Overexpression of p58^IPK attenuates ROS-induced ER stress and apoptosis. (A) R28 cells were treated with H₂O₂ for 24 hours. Left panel: Immunoblots showing increased expression of GRP78 and CHOP, phosphorylation of eIF2α and activation of caspase-3 by H₂O₂ in a dose-dependent manner. Right panels: The protein expression was semiquantified by densitometry (mean ± SD, n = 4). *P < 0.01 versus vehicle. (B) R28 cells were transduced with Ad-p58^IPK and Ad-LacZ for 24 hours, followed by treatment with 500 μM H₂O₂ for 8 hours. Left panel: Immunoblotting demonstrating that overexpression of p58^IPK decreases expression of CHOP, phosphorylation of eIF2α and activation of caspase-3 in H₂O₂-treated cells.
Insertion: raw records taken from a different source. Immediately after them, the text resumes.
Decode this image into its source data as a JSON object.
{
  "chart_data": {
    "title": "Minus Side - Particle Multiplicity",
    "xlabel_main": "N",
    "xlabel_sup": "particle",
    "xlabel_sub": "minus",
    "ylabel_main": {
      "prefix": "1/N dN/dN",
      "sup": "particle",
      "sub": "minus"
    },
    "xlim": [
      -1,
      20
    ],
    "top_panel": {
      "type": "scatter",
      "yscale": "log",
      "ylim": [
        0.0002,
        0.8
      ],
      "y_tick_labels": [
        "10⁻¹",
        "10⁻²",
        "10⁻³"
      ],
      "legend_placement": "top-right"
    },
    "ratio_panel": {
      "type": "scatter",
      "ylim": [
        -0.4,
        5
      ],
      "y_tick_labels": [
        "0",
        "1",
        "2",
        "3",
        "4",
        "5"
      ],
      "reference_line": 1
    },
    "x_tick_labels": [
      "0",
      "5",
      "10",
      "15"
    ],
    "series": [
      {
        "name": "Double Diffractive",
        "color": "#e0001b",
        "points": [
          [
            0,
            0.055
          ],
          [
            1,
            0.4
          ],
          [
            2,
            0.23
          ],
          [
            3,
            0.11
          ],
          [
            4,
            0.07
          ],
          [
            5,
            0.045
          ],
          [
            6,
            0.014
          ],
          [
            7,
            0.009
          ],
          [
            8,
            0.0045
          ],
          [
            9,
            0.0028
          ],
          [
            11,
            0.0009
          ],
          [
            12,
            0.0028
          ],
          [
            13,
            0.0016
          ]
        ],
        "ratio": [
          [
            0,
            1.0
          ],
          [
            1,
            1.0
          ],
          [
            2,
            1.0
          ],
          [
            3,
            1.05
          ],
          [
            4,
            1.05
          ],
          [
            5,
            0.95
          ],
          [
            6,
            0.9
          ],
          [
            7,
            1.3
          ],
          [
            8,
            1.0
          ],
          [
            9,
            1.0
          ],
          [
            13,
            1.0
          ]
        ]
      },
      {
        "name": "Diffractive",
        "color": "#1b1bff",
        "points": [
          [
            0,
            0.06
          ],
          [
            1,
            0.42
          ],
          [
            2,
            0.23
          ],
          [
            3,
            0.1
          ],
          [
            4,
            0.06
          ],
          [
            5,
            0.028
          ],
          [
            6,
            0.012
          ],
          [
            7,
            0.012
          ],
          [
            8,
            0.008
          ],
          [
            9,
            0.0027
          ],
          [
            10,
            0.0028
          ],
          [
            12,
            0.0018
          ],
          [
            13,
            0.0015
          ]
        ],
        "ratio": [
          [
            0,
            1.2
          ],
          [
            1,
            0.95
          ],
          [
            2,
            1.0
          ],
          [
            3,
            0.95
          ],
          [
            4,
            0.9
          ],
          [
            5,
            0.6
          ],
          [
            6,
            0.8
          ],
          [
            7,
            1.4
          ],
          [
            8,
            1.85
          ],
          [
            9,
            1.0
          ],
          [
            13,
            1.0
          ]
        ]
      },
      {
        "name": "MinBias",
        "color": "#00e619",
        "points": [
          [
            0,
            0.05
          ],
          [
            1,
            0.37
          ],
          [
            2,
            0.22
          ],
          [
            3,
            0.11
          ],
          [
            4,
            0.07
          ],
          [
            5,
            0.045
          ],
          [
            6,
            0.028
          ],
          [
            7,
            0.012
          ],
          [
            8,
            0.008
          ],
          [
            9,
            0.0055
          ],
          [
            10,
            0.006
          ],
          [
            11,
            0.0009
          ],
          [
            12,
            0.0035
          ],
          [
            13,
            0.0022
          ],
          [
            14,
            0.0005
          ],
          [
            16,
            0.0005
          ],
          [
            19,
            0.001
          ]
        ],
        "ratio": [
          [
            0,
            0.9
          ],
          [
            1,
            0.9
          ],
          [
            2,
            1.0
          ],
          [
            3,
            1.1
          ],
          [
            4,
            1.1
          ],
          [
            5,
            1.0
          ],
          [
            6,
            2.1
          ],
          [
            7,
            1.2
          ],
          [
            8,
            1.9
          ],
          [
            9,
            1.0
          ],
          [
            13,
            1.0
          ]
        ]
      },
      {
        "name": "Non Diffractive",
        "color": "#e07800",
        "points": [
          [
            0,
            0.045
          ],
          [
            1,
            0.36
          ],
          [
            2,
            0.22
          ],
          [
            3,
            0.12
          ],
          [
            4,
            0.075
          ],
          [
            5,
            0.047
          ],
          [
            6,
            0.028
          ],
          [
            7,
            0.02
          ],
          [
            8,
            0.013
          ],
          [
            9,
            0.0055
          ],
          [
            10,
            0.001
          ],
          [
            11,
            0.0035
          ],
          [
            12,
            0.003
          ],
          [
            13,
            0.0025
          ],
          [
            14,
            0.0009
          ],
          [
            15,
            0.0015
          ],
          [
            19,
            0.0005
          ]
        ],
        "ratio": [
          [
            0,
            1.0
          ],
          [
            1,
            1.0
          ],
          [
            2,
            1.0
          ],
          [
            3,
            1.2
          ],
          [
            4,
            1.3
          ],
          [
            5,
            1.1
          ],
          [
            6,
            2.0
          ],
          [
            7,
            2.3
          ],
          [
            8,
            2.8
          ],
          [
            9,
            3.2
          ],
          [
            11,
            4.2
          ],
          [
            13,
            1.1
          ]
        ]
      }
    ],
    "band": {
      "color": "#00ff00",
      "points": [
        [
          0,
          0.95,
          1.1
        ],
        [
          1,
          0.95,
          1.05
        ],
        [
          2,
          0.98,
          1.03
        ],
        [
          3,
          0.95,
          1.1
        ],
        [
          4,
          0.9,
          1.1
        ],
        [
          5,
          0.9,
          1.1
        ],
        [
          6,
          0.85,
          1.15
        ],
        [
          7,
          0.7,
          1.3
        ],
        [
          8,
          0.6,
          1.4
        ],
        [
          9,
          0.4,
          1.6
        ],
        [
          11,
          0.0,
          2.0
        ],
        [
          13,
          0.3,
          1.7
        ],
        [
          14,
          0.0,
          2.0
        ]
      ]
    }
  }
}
Right panels: quantification of protein expression by densitometry (mean ± SD, n = 4). *P < 0.001 versus vehicle. #P < 0.01 versus Ad-LacZ + H₂O₂. (C) Left panels: Representative images of TUNEL staining in adenoviral transduced cells after treatment with 500 μM H₂O₂ for 8 hours. Right panel: quantification of TUNEL-positive cells. Results are means ± SD of 6 to 9 frames/group from four independent experiments. *P < 0.001 versus vehicle. #P < 0.01 versus Ad-LacZ + H₂O₂. (D) Cell viability measured by MTT assay in cells after H₂O₂ treatment for 8 hours. Results are means ± SD of four independent experiments. *P < 0.001 versus vehicle. #P < 0.05 versus corresponding Ad-LacZ + H₂O₂ group. (E) Results of qRT-PCR showing relative gene expression levels for Bax and Bcl-2. Results are mean ± SD of four independent experiments. *P < 0.01 versus vehicle. #P < 0.05 versus Ad-LacZ + H₂O₂.